Once designated as the “Thames of South India”, the 64-kilometer long Cooum River, like many other water bodies of Chennai, is dying a slow death. This river that frolicked with life not so long ago has a sad story to share today. Excessive use of the river’s water for irrigation, direct discharge of industrial effluents, encroachment along its banks, and drainage of untreated sewage into it have turned the once-beautiful Cooum River into a narrow, slow, meandering dump yard.
The Cooum River originates from a village of the same name in Tiruvalluvar district, almost bisects Chennai while passing through the city, and ends its journey by draining into the Bay of Bengal. Presently, with the government’s and civic bodies’ measures to restore it, the river’s future might not be so forlorn after all. Yet, the onus of responsibility falls equally on residents of Chennai as well. What are the steps that can be taken on an individual basis to save the “Thames of South India”? Click this link to read Lakes Of India’s article.

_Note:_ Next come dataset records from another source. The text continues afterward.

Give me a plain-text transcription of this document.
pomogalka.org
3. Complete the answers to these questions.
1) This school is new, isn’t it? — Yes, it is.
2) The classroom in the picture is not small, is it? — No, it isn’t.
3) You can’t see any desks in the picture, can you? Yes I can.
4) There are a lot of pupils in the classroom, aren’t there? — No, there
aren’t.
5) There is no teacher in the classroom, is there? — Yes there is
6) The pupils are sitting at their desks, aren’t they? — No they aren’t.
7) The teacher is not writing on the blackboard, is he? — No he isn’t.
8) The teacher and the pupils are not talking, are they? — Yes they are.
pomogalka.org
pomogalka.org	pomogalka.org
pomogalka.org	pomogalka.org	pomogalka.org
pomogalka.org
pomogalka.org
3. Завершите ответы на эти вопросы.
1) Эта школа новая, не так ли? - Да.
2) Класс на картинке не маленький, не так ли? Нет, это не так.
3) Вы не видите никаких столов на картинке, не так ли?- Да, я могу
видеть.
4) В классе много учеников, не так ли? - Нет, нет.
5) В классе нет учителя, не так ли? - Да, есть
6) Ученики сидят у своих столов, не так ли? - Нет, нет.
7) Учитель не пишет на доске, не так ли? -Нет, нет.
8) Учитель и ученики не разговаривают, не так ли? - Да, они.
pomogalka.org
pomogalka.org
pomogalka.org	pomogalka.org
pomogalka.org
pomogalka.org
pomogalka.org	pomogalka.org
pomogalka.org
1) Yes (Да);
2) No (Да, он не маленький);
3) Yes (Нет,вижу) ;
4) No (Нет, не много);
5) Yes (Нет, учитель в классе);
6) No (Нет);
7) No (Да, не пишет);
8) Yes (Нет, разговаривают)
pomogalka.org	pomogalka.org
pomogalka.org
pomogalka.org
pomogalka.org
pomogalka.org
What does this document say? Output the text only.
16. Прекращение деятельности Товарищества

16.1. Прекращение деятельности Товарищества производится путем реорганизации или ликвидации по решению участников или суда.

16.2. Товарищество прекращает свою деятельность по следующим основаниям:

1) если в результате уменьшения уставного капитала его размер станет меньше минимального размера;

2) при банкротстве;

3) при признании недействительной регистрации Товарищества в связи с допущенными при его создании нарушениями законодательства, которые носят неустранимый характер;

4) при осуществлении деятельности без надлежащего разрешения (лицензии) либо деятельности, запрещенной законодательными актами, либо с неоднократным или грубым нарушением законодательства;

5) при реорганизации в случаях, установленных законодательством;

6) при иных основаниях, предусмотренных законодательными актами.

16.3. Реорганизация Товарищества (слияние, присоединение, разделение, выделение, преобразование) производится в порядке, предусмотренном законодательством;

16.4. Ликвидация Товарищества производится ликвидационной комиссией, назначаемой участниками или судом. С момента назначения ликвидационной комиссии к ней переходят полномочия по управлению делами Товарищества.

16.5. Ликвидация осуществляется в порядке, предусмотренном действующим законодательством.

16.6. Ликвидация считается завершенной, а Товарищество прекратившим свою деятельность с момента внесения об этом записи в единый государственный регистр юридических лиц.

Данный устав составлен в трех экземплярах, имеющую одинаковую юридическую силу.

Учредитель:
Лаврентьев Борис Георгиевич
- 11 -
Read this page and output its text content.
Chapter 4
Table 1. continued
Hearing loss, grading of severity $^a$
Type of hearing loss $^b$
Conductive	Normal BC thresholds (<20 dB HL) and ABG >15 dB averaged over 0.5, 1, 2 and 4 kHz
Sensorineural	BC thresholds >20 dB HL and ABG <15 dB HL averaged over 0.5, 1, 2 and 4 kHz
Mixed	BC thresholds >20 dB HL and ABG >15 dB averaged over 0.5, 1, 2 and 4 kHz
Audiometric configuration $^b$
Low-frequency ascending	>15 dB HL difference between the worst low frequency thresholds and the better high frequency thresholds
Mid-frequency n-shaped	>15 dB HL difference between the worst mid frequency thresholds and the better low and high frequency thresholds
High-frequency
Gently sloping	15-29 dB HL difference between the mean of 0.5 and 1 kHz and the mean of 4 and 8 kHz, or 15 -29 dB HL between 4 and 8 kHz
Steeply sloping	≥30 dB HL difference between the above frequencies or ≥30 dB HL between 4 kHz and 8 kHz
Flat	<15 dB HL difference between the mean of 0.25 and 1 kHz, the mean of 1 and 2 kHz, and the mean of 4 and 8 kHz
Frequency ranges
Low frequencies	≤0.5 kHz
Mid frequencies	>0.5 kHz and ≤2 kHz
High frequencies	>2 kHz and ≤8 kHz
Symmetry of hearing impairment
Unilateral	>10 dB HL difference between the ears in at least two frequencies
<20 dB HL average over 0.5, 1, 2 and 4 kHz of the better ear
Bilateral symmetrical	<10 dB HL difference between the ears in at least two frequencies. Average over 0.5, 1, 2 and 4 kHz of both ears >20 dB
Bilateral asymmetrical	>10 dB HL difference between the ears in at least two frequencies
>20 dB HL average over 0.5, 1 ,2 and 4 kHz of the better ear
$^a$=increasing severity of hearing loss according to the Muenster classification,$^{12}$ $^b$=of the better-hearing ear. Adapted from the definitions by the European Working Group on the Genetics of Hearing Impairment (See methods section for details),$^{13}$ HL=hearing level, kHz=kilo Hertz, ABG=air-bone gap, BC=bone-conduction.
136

After years of government investments, the Adyar River is showing a slow recovery. The toxicity and pollution levels of this 42-kilometer long water body have come down after continuous revamp measures by the Chennai River Restoration Trust (CRRT) and other civic bodies. However, the amounts of raw sewage and wastes being dumped into the river is still a cause of concern.
Two of the most noted specialities that make this river unique are the Adyar Estuary and the Adyar Creek. The estuary region stretches from the Thiru Vi Ka Bridge (that spans over a section of the Adyar River in R.A Puram) to the river mouth, while the creek runs from the Santhome Causeway to the mouth of the river, both covering an area of about 358 acres in total. Today, one only hopes that this river springs back to life and be the source of inspiration and joy that it once used to be.
The lesser known, lesser polluted and largest of the three rivers of Chennai, Kosasthalaiyar River originates near Pallipattu in Tiruvalluvar district, flows in the northern parts of the city, and drains into the Bay of Bengal at the Ennore Creek. Having a length of around 136 kilometres, this river too has fallen prey to human encroachment and discharge of effluents.
Chennai’s three rivers are a sore reminder of the despairing future we are headed towards. Polluted and almost lifeless, the dire condition of these water bodies is exigent. Greater effort is required – both by governmental bodies and the general masses – to revamp them.